[RP] Animation : Aiguemirail
#31

L'air est si épais qu'il laisse une sensation graisseuse. Comme une couverture imbibée d'huile rance, un linceul jeté à la face. Sa tourbe retient ses chevilles comme des mains avides chaque fois qu'elle fait un pas, la forçant à marcher comme une vilaine de trottoir après avoir travaillé des soldats avinés. Mais quand elle s'arrête, après avoir trouvé un coin de terre assez meuble pour y prendre posture, elle rit. Porte une flèche à ses lèvres pour en embrasser la pointe, illuminant le fer d'une luisance fugace, rougeâtre. L'encoche vient la porter et, près de son oreille, la corde se tend dans le doux grincement que l'archère affectionne tant. Presque autant que la mélodie suivant. Claquement de corde et impact. Rugissement de douleur et vibration lente de l'arme tournant autour de sa protection de poignet.

« Touché, petit hérisson... »

Le champion parmi les Saurotarques commence à saigner. Abondemment. La torbe prend une couleur étrange, nappée entre la framboise et la menthe. Hémoglobine et tourbe... Lev sourit, ses lèvres roses retroussées sur ses dents blanches, pinçant le bout de sa langue. Elle adresse un clin d'œil à Selinde au milieu des grognements fauves et des cris de douleur. L'odeur est atroce. Sa sœur plus pâle que de coutume. Elle fait la brave, la cadette de la portée des Blafards. Mais elle est inquiète. Quand elle tire trois flèches de son carquois pour aligner de nouveau, son minois d'adolescente est dépourvu de tout ce qu'il affiche d'ordinaire. Elle est sérieuse, un instant. Ils avaient blessés ses frères.

Quand le Champion tombe, elle ne sourit toujours pas, les yeux plissés et son petit corps voûté, tendu. Ses doigts usés par l'entraînement, calleux et rougis, dansent sur la corde de son arc pour faire la monnaie de son impatience. Ding dong dong, ding dong dong, répond à sa nervosité son arme fidèle. Et les bidasses beuglent des ordres. Encore. Ordres qu'ils ne suivent pas eux-mêmes et ne lui parlent pas, mais eux ce sont des nobles. De bonnes gens, bien habillées, avec des noms de famille et tout le tralala. Qui serait-elle, chat de gouttière, pour prétendre juger leur stratégie ? Ni pour oser rappeler que jamais il n'a été question de signer un pacte d'obéissance à ses braves, braves guerriers.
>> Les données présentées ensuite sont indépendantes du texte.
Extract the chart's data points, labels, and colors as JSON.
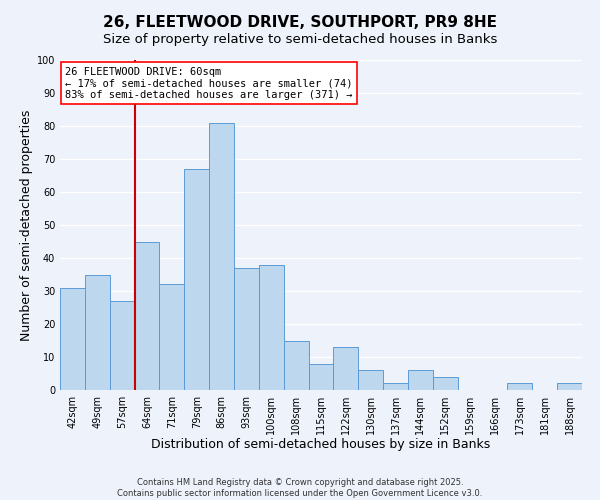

Tous les mêmes, disait Mère. Elle donne rarement raison à Mère, mais elle peut si bien l'imaginer gronder les braves, braves guerriers avec leurs joues lisses et leurs voix de jouvenceaux qu'elle ne peut pas empêcher le sourire de revenir à ses traits, malgré son inquiétude. Réfléchir au pourquoi de ces braconniers, à qui les avaient envoyés au milieu de la saison des pontes déranger ces ennemis capables de construire, de pleurer leurs enfants, donc de penser, ça non plus, ces braves gens ne semblent pas s'en préoccuper. Mais nom de famille, belles armures, tout ça. Après tout, il n'y avait eu que des petites frappes et des fermiers à en pâtir. Pourquoi ils s'en préoccuperaient tant qu'il reste du pain à leur table, les parangons ?

Pas elle qui va relever ça. Pas en public du moins. Elle laisse volontiers les parades à ceux qui ont les dentelles pour ça. Et qu'importe la souffrance des reptiles ! Ils ont blessé ses frères, ces saletés. Mère a bien des leçons utiles, mais la pitié et l'empathie n'y figurent pas vraiment. En attendant... Si les beaux gaillards en armures veulent les éloges, ils auront les siennes, toutes particulières, si Dione saigne encore davantage. Et où est son Yan ? Encore meurtri pour leur gloriole ? Elle va le tancer, bouh !

« Oh, un archer ! Chic ! »

Fait la jeune fille en bandant son arc de nouveau vers une gueule écailleuse. En plein museau, ça fait des licornes. C'est quand même plus joli.